There was nothing of any importance in this drawer, which could only mean one thing.

Someone had been here first.





Sixteen





Kim’s expression gave nothing away as the familiar figure sauntered across the great hall towards her.

‘Cheers, mate,’ she said, under her breath to her colleague who really could have warned her.

The expression of Joanna Wade was amused as she took a seat on the other side of the reproduction desk.

‘We meet again, Miz Wade,’ Kim said, meeting her gaze and recalling her insistence on the title the last time they’d met.

‘As I knew we would, Inspector,’ the woman offered, sitting back and crossing her long legs.

‘Death unites us once more,’ Kim observed. ‘But what brings you here?’

Kim had first met Joanna Wade a couple of years earlier while investigating the murder of school principal Teresa Wyatt, a woman linked to the discovery of bones at the site of a derelict children’s home. After interviewing most of the woman’s colleagues and receiving the exact same ‘saintly’ description, this woman had been the only one to tell them the truth, while flirting outrageously with Kim.

She had changed very little, Kim noted. Her long blonde hair was tied back in a ponytail revealing a strong, square jaw and piercing blue eyes. Her plain black trousers were well cut, emphasising her long legs, and a plain white silk shirt showed a St Christopher around her neck.

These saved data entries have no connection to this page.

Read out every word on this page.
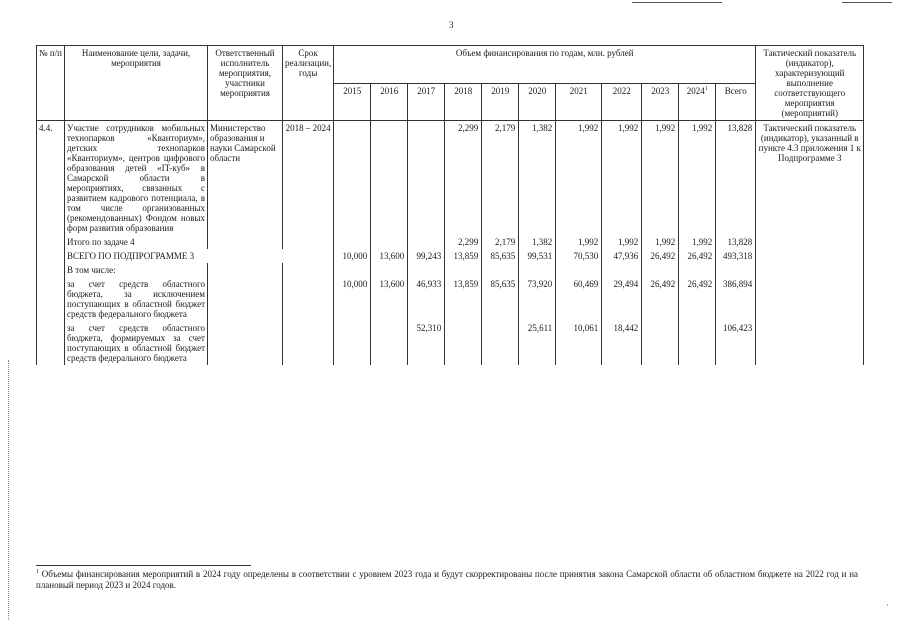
3
№ п/п	Наименование цели, задачи, мероприятия	Ответственный исполнитель мероприятия, участники мероприятия	Срок реализации, годы	Объем финансирования по годам, млн. рублей											Тактический показатель (индикатор), характеризующий выполнение соответствующего мероприятия (мероприятий)
				2015	2016	2017	2018	2019	2020	2021	2022	2023	2024$^1$	Всего	
4.4.	Участие сотрудников мобильных технопарков «Кванториум», детских технопарков «Кванториум», центров цифрового образования детей «IT-куб» в Самарской области в мероприятиях, связанных с развитием кадрового потенциала, в том числе организованных (рекомендованных) Фондом новых форм развития образования	Министерство образования и науки Самарской области	2018 – 2024				2,299	2,179	1,382	1,992	1,992	1,992	1,992	13,828	Тактический показатель (индикатор), указанный в пункте 4.3 приложения 1 к Подпрограмме 3
	Итого по задаче 4						2,299	2,179	1,382	1,992	1,992	1,992	1,992	13,828	
	ВСЕГО ПО ПОДПРОГРАММЕ 3			10,000	13,600	99,243	13,859	85,635	99,531	70,530	47,936	26,492	26,492	493,318	
	В том числе:														
	за счет средств областного бюджета, за исключением поступающих в областной бюджет средств федерального бюджета			10,000	13,600	46,933	13,859	85,635	73,920	60,469	29,494	26,492	26,492	386,894	
	за счет средств областного бюджета, формируемых за счет поступающих в областной бюджет средств федерального бюджета					52,310			25,611	10,061	18,442			106,423	
·
$^1$ Объемы финансирования мероприятий в 2024 году определены в соответствии с уровнем 2023 года и будут скорректированы после принятия закона Самарской области об областном бюджете на 2022 год и на плановый период 2023 и 2024 годов.
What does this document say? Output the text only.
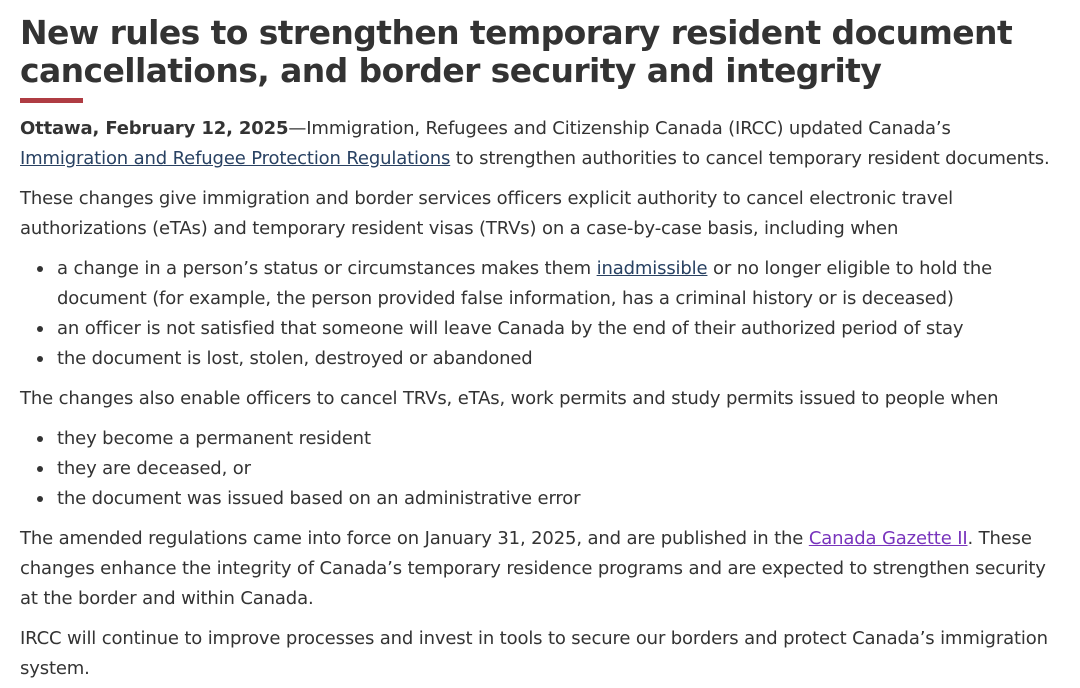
New rules to strengthen temporary resident document cancellations, and border security and integrity

Ottawa, February 12, 2025—Immigration, Refugees and Citizenship Canada (IRCC) updated Canada’s Immigration and Refugee Protection Regulations to strengthen authorities to cancel temporary resident documents.

These changes give immigration and border services officers explicit authority to cancel electronic travel authorizations (eTAs) and temporary resident visas (TRVs) on a case-by-case basis, including when

a change in a person’s status or circumstances makes them inadmissible or no longer eligible to hold the document (for example, the person provided false information, has a criminal history or is deceased)
an officer is not satisfied that someone will leave Canada by the end of their authorized period of stay
the document is lost, stolen, destroyed or abandoned

The changes also enable officers to cancel TRVs, eTAs, work permits and study permits issued to people when

they become a permanent resident
they are deceased, or
the document was issued based on an administrative error

The amended regulations came into force on January 31, 2025, and are published in the Canada Gazette II. These changes enhance the integrity of Canada’s temporary residence programs and are expected to strengthen security at the border and within Canada.

IRCC will continue to improve processes and invest in tools to secure our borders and protect Canada’s immigration system.
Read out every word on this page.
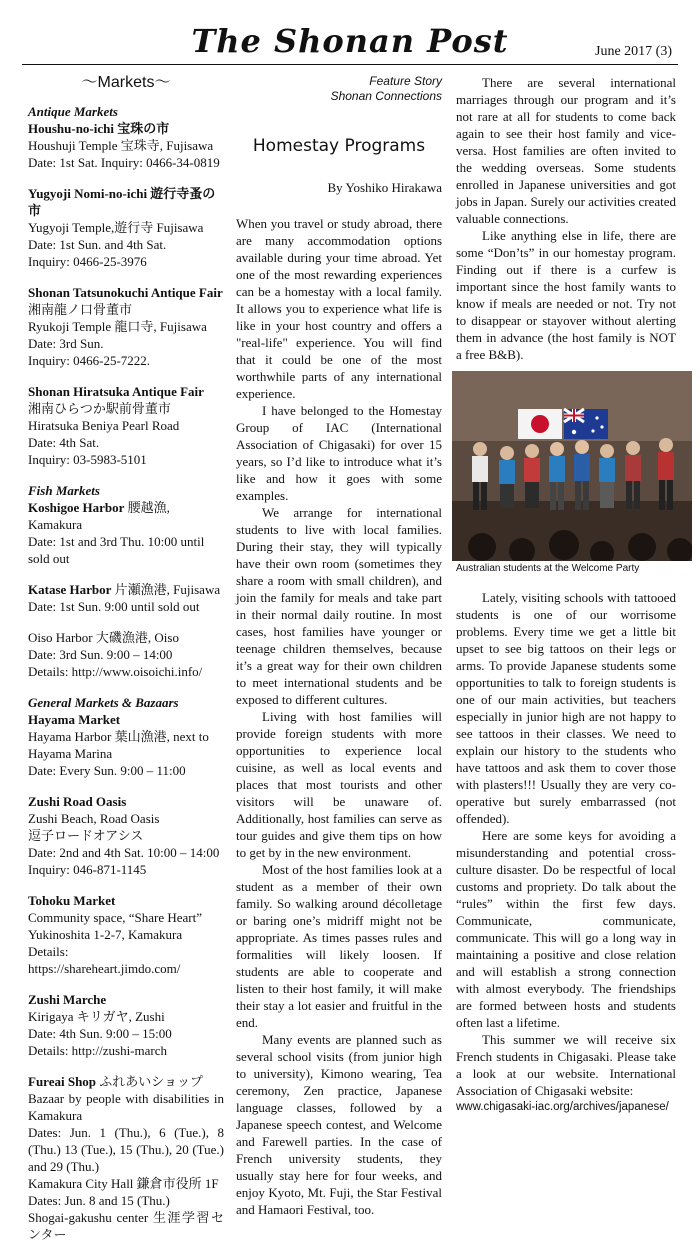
The Shonan Post	June 2017 (3)
～Markets～
Antique Markets
Houshu-no-ichi 宝珠の市
Houshuji Temple 宝珠寺, Fujisawa
Date: 1st Sat. Inquiry: 0466-34-0819
Yugyoji Nomi-no-ichi 遊行寺蚤の市
Yugyoji Temple,遊行寺 Fujisawa
Date: 1st Sun. and 4th Sat.
Inquiry: 0466-25-3976
Shonan Tatsunokuchi Antique Fair
湘南龍ノ口骨董市
Ryukoji Temple 龍口寺, Fujisawa
Date: 3rd Sun.
Inquiry: 0466-25-7222.
Shonan Hiratsuka Antique Fair
湘南ひらつか駅前骨董市
Hiratsuka Beniya Pearl Road
Date: 4th Sat.
Inquiry: 03-5983-5101
Fish Markets
Koshigoe Harbor 腰越漁, Kamakura
Date: 1st and 3rd Thu. 10:00 until sold out
Katase Harbor 片瀬漁港, Fujisawa
Date: 1st Sun. 9:00 until sold out
Oiso Harbor 大磯漁港, Oiso
Date: 3rd Sun. 9:00 – 14:00
Details: http://www.oisoichi.info/
General Markets & Bazaars
Hayama Market
Hayama Harbor 葉山漁港, next to
Hayama Marina
Date: Every Sun. 9:00 – 11:00
Zushi Road Oasis
Zushi Beach, Road Oasis
逗子ロードオアシス
Date: 2nd and 4th Sat. 10:00 – 14:00
Inquiry: 046-871-1145
Tohoku Market
Community space, “Share Heart”
Yukinoshita 1-2-7, Kamakura
Details:
https://shareheart.jimdo.com/
Zushi Marche
Kirigaya キリガヤ, Zushi
Date: 4th Sun. 9:00 – 15:00
Details: http://zushi-march
Fureai Shop ふれあいショップ
Bazaar by people with disabilities in Kamakura
Dates: Jun. 1 (Thu.), 6 (Tue.), 8 (Thu.) 13 (Tue.), 15 (Thu.), 20 (Tue.) and 29 (Thu.)
Kamakura City Hall 鎌倉市役所 1F
Dates: Jun. 8 and 15 (Thu.)
Shogai-gakushu center 生涯学習センター
Feature Story
Shonan Connections
Homestay Programs
By Yoshiko Hirakawa

When you travel or study abroad, there are many accommodation options available during your time abroad. Yet one of the most rewarding experiences can be a homestay with a local family. It allows you to experience what life is like in your host country and offers a "real-life" experience. You will find that it could be one of the most worthwhile parts of any international experience.

I have belonged to the Homestay Group of IAC (International Association of Chigasaki) for over 15 years, so I’d like to introduce what it’s like and how it goes with some examples.

We arrange for international students to live with local families. During their stay, they will typically have their own room (sometimes they share a room with small children), and join the family for meals and take part in their normal daily routine. In most cases, host families have younger or teenage children themselves, because it’s a great way for their own children to meet international students and be exposed to different cultures.

Living with host families will provide foreign students with more opportunities to experience local cuisine, as well as local events and places that most tourists and other visitors will be unaware of. Additionally, host families can serve as tour guides and give them tips on how to get by in the new environment.

Most of the host families look at a student as a member of their own family. So walking around décolletage or baring one’s midriff might not be appropriate. As times passes rules and formalities will likely loosen. If students are able to cooperate and listen to their host family, it will make their stay a lot easier and fruitful in the end.

Many events are planned such as several school visits (from junior high to university), Kimono wearing, Tea ceremony, Zen practice, Japanese language classes, followed by a Japanese speech contest, and Welcome and Farewell parties. In the case of French university students, they usually stay here for four weeks, and enjoy Kyoto, Mt. Fuji, the Star Festival and Hamaori Festival, too.

There are several international marriages through our program and it’s not rare at all for students to come back again to see their host family and vice-versa. Host families are often invited to the wedding overseas. Some students enrolled in Japanese universities and got jobs in Japan. Surely our activities created valuable connections.

Like anything else in life, there are some “Don’ts” in our homestay program. Finding out if there is a curfew is important since the host family wants to know if meals are needed or not. Try not to disappear or stayover without alerting them in advance (the host family is NOT a free B&B).

Australian students at the Welcome Party

Lately, visiting schools with tattooed students is one of our worrisome problems. Every time we get a little bit upset to see big tattoos on their legs or arms. To provide Japanese students some opportunities to talk to foreign students is one of our main activities, but teachers especially in junior high are not happy to see tattoos in their classes. We need to explain our history to the students who have tattoos and ask them to cover those with plasters!!! Usually they are very co-operative but surely embarrassed (not offended).

Here are some keys for avoiding a misunderstanding and potential cross-culture disaster. Do be respectful of local customs and propriety. Do talk about the “rules” within the first few days. Communicate, communicate, communicate. This will go a long way in maintaining a positive and close relation and will establish a strong connection with almost everybody. The friendships are formed between hosts and students often last a lifetime.

This summer we will receive six French students in Chigasaki. Please take a look at our website. International Association of Chigasaki website:

www.chigasaki-iac.org/archives/japanese/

‘Buy me a drink and I’ll tell you,’ she said, smiling.

Kim ignored the response and continued. ‘You taught Sadie Winters?’ she asked.

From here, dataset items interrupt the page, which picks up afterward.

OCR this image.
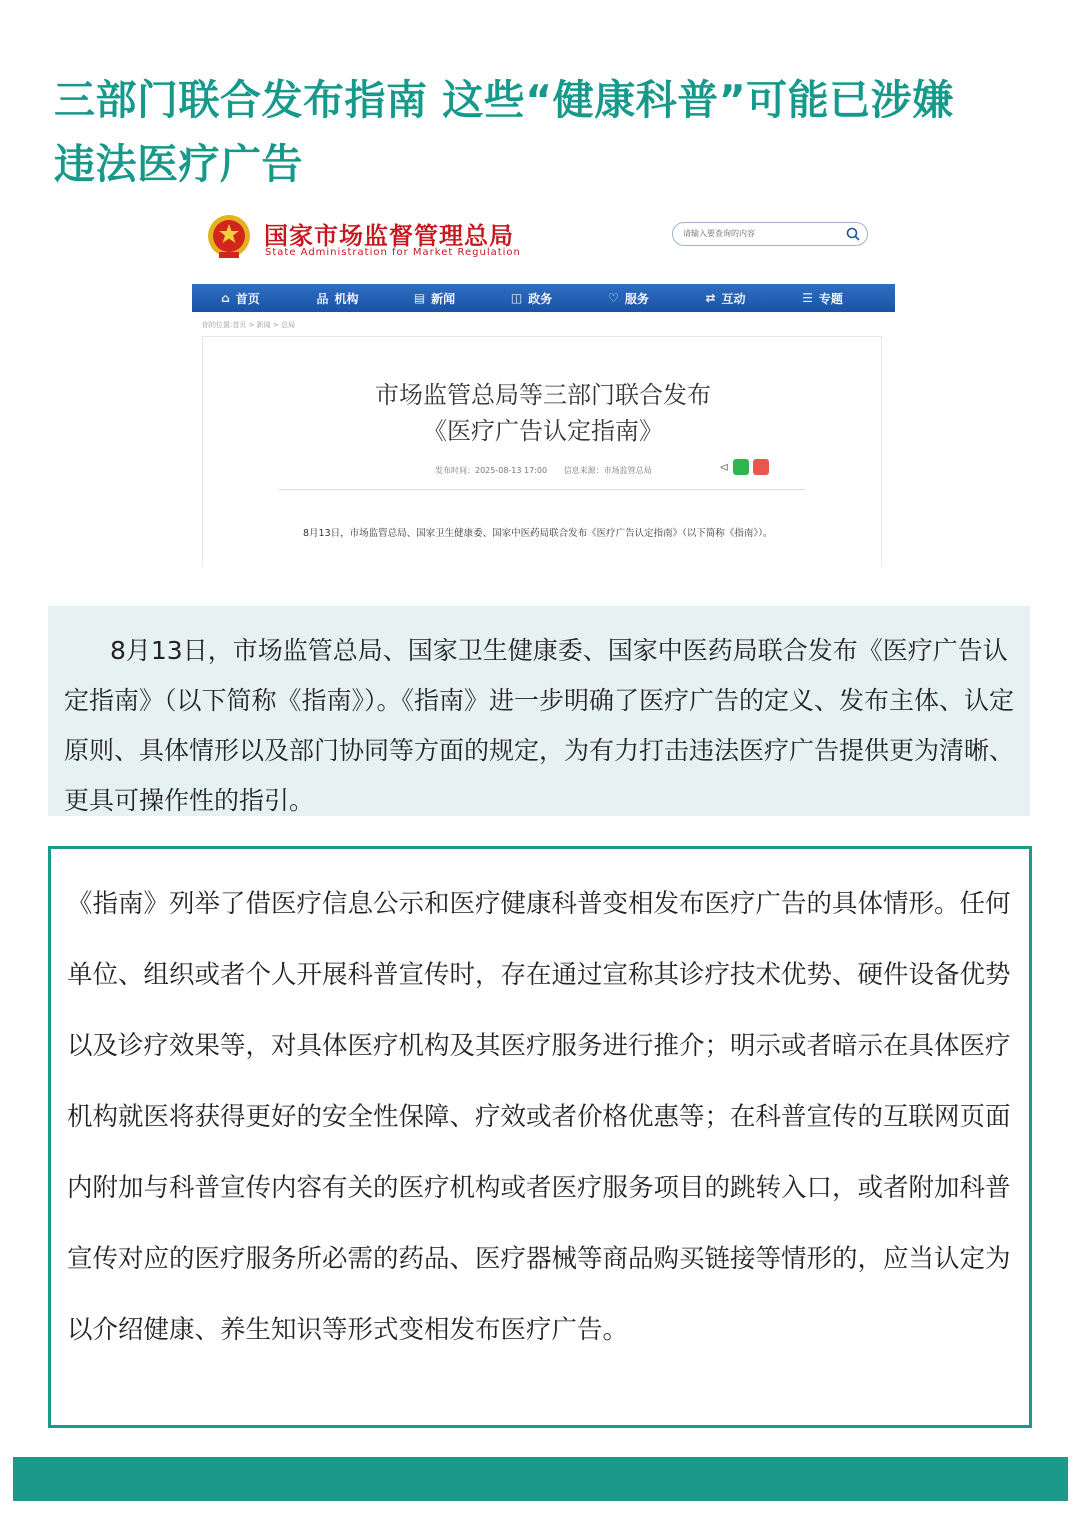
三部门联合发布指南 这些“健康科普”可能已涉嫌
违法医疗广告
国家市场监督管理总局
State Administration for Market Regulation
请输入要查询的内容
⌂ 首页	品 机构	▤ 新闻	◫ 政务	♡ 服务	⇄ 互动	☰ 专题
你的位置:首页 > 新闻 > 总局
市场监管总局等三部门联合发布
《医疗广告认定指南》
发布时间：2025-08-13 17:00 信息来源：市场监管总局	⊲
8月13日，市场监管总局、国家卫生健康委、国家中医药局联合发布《医疗广告认定指南》（以下简称《指南》）。

8月13日，市场监管总局、国家卫生健康委、国家中医药局联合发布《医疗广告认定指南》（以下简称《指南》）。《指南》进一步明确了医疗广告的定义、发布主体、认定原则、具体情形以及部门协同等方面的规定，为有力打击违法医疗广告提供更为清晰、更具可操作性的指引。

《指南》列举了借医疗信息公示和医疗健康科普变相发布医疗广告的具体情形。任何单位、组织或者个人开展科普宣传时，存在通过宣称其诊疗技术优势、硬件设备优势以及诊疗效果等，对具体医疗机构及其医疗服务进行推介；明示或者暗示在具体医疗机构就医将获得更好的安全性保障、疗效或者价格优惠等；在科普宣传的互联网页面内附加与科普宣传内容有关的医疗机构或者医疗服务项目的跳转入口，或者附加科普宣传对应的医疗服务所必需的药品、医疗器械等商品购买链接等情形的，应当认定为以介绍健康、养生知识等形式变相发布医疗广告。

All amusement disappeared from Joanna’s eyes and was replaced by sadness.

‘I did, indeed, Inspector,’ she said.

‘For how long?’

‘Since I joined the team last September.’

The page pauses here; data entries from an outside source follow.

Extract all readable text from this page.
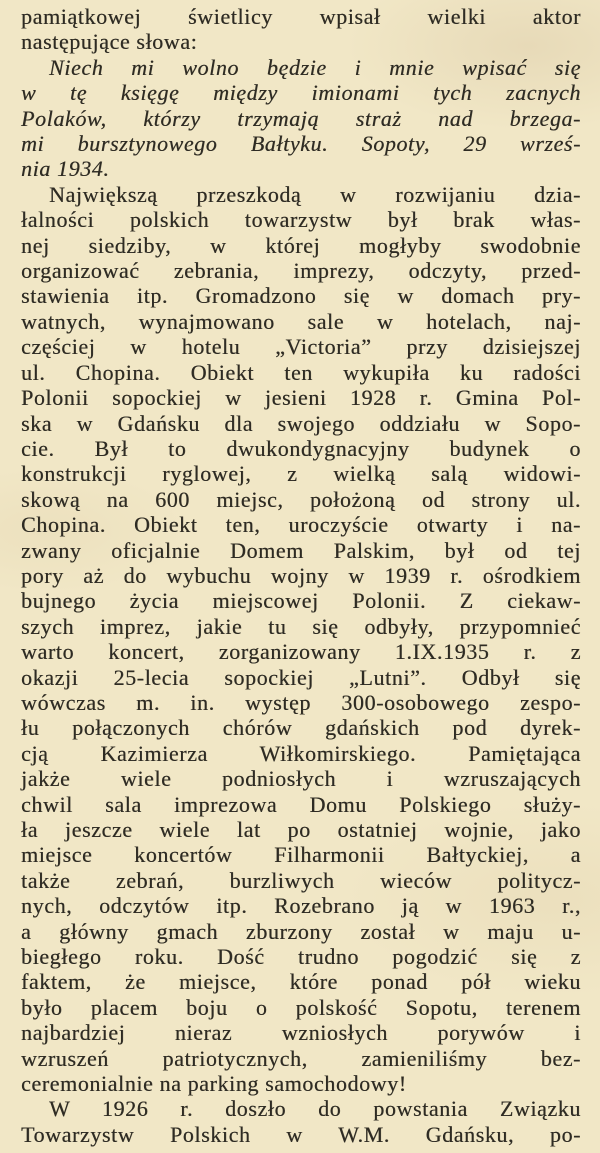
pamiątkowej świetlicy wpisał wielki aktor
następujące słowa:

Niech mi wolno będzie i mnie wpisać się
w tę księgę między imionami tych zacnych
Polaków, którzy trzymają straż nad brzega-
mi bursztynowego Bałtyku. Sopoty, 29 wrześ-
nia 1934.

Największą przeszkodą w rozwijaniu dzia-
łalności polskich towarzystw był brak włas-
nej siedziby, w której mogłyby swodobnie
organizować zebrania, imprezy, odczyty, przed-
stawienia itp. Gromadzono się w domach pry-
watnych, wynajmowano sale w hotelach, naj-
częściej w hotelu „Victoria” przy dzisiejszej
ul. Chopina. Obiekt ten wykupiła ku radości
Polonii sopockiej w jesieni 1928 r. Gmina Pol-
ska w Gdańsku dla swojego oddziału w Sopo-
cie. Był to dwukondygnacyjny budynek o
konstrukcji ryglowej, z wielką salą widowi-
skową na 600 miejsc, położoną od strony ul.
Chopina. Obiekt ten, uroczyście otwarty i na-
zwany oficjalnie Domem Palskim, był od tej
pory aż do wybuchu wojny w 1939 r. ośrodkiem
bujnego życia miejscowej Polonii. Z ciekaw-
szych imprez, jakie tu się odbyły, przypomnieć
warto koncert, zorganizowany 1.IX.1935 r. z
okazji 25-lecia sopockiej „Lutni”. Odbył się
wówczas m. in. występ 300-osobowego zespo-
łu połączonych chórów gdańskich pod dyrek-
cją Kazimierza Wiłkomirskiego. Pamiętająca
jakże wiele podniosłych i wzruszających
chwil sala imprezowa Domu Polskiego służy-
ła jeszcze wiele lat po ostatniej wojnie, jako
miejsce koncertów Filharmonii Bałtyckiej, a
także zebrań, burzliwych wieców politycz-
nych, odczytów itp. Rozebrano ją w 1963 r.,
a główny gmach zburzony został w maju u-
biegłego roku. Dość trudno pogodzić się z
faktem, że miejsce, które ponad pół wieku
było placem boju o polskość Sopotu, terenem
najbardziej nieraz wzniosłych porywów i
wzruszeń patriotycznych, zamieniliśmy bez-
ceremonialnie na parking samochodowy!

W 1926 r. doszło do powstania Związku
Towarzystw Polskich w W.M. Gdańsku, po-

‘So, just over six months?’

‘Six months is a long time here,’ she replied.

The response took Kim by surprise. Not so much the words as the tone. It was covered with a quick smile, the type one uses to convince the other person it was a joke, but Kim had not missed the regret. She really found herself wondering why Joanna Wade had made the move but guessed that she was not going to find out.

‘Different to your last school?’ Kim asked. If she recalled correctly Joanna’s teaching methods had sometimes been unconventional and derided by her boss despite getting and keeping the attention of her students.

Joanna simply nodded, and Kim understood she was getting no more.

‘So, what was she like, Sadie?’ Kim asked. ‘And please don’t say troubled,’ she added.

Joanna shook her head. ‘I wasn’t going to. I’d describe her as introspective, reflective and far more talented than she gave herself credit for.’

‘In what way?’

‘Poetry,’ Joanna answered. ‘She saw her writings as pointless ramblings. They were expressive and occasionally a little self-indulgent, but she was thirteen. I think we were all captivated by our own emotions at that age. Her poems reflected much of what was going on in her mind.’

Kim saw Bryant make a note. She guessed it was to ask Dawson about such writings amongst her personal possessions.

‘Like what?’ Kim asked, wanting to understand the girl better.

‘Her place in the world, fear, often loneliness, just stuff,’ Joanna said, glancing away.

Kim waited for her gaze to return. ‘“Stuff”?’

There was something that Joanna was keeping to herself.

‘As I said, Inspector, she was thirteen years of age.’

The set expression was back, and Kim felt the woman’s resolve to say nothing more on the subject. She had a feeling that Joanna’s stubbornness mirrored her own.

‘Did you ever have any trouble with her in lessons?’ Kim asked.

Joanna shook her head. ‘I didn’t.’

‘Indicating that someone else did?’ she pushed.